Barragan, 871 F.3d 689, 703 (9th Cir. 2017) ("Criticism of defense
theories and tactics is a proper subject of closing argument."
(quoting United States v. Sayetsitty, 107 F.3d 1405, 1409 (9th
Cir. 1997))); see also United States v. González-Pérez, 778 F.3d
3, 20 (1st Cir. 2015) ("The prosecutor's further suggestions that
defense counsel was trying to confuse the jury . . . while perhaps
impolitic, did not render the trial unfair."); United States v.
Wilkerson, 411 F.3d 1, 9 (1st Cir. 2005) ("[Defendant's] claim
that the prosecutor demeaned the defense by calling one of the
defense theories a 'red herring' is meritless."); United States v.

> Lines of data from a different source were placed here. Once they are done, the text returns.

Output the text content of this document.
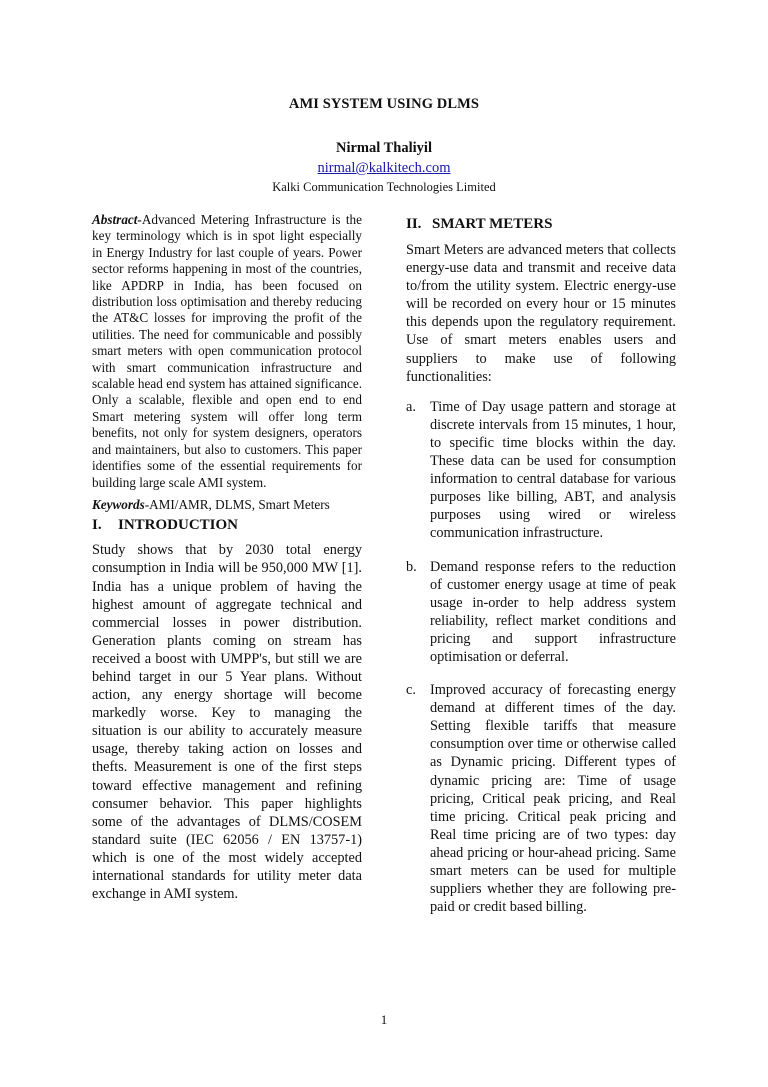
AMI SYSTEM USING DLMS
Nirmal Thaliyil
nirmal@kalkitech.com
Kalki Communication Technologies Limited

Abstract-Advanced Metering Infrastructure is the key terminology which is in spot light especially in Energy Industry for last couple of years. Power sector reforms happening in most of the countries, like APDRP in India, has been focused on distribution loss optimisation and thereby reducing the AT&C losses for improving the profit of the utilities. The need for communicable and possibly smart meters with open communication protocol with smart communication infrastructure and scalable head end system has attained significance. Only a scalable, flexible and open end to end Smart metering system will offer long term benefits, not only for system designers, operators and maintainers, but also to customers. This paper identifies some of the essential requirements for building large scale AMI system.

Keywords-AMI/AMR, DLMS, Smart Meters

I. INTRODUCTION

Study shows that by 2030 total energy consumption in India will be 950,000 MW [1]. India has a unique problem of having the highest amount of aggregate technical and commercial losses in power distribution. Generation plants coming on stream has received a boost with UMPP's, but still we are behind target in our 5 Year plans. Without action, any energy shortage will become markedly worse. Key to managing the situation is our ability to accurately measure usage, thereby taking action on losses and thefts. Measurement is one of the first steps toward effective management and refining consumer behavior. This paper highlights some of the advantages of DLMS/COSEM standard suite (IEC 62056 / EN 13757-1) which is one of the most widely accepted international standards for utility meter data exchange in AMI system.

II. SMART METERS

Smart Meters are advanced meters that collects energy-use data and transmit and receive data to/from the utility system. Electric energy-use will be recorded on every hour or 15 minutes this depends upon the regulatory requirement. Use of smart meters enables users and suppliers to make use of following functionalities:

a. Time of Day usage pattern and storage at discrete intervals from 15 minutes, 1 hour, to specific time blocks within the day. These data can be used for consumption information to central database for various purposes like billing, ABT, and analysis purposes using wired or wireless communication infrastructure.
b. Demand response refers to the reduction of customer energy usage at time of peak usage in-order to help address system reliability, reflect market conditions and pricing and support infrastructure optimisation or deferral.
c. Improved accuracy of forecasting energy demand at different times of the day. Setting flexible tariffs that measure consumption over time or otherwise called as Dynamic pricing. Different types of dynamic pricing are: Time of usage pricing, Critical peak pricing, and Real time pricing. Critical peak pricing and Real time pricing are of two types: day ahead pricing or hour-ahead pricing. Same smart meters can be used for multiple suppliers whether they are following pre-paid or credit based billing.
1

Bennett, 75 F.3d 40, 46-47 (1st Cir. 1996) (holding that
prosecutor's remarks that defense argument was a "diversion" that
- 15 - did not "pass the laugh test" did not "cross[] the line").4 It
was fair commentary that the defense's statements were meant "to
confuse and distract [the jury]."
We affirm.
4 Aceituno argues that United States v. Manning, 23 F.3d 570 (1st Cir. 1994) supports his position, but Manning involved "pervasive" "prosecutorial overrreaching" not at issue here. Id. at 575. The Manning prosecution's closing included improper witness-vouching, implications that the prosecution had inculpatory information that was not in evidence, and far more denigrating statements than those made in this case: there, the prosecution represented to the jury that the "role" of defense counsel was "to cloud the issues or make smoke screens," and "liken[ed] them to Shakespeare's players, full of sound and fury signifying nothing." Id. at 572-73, 573 n.1.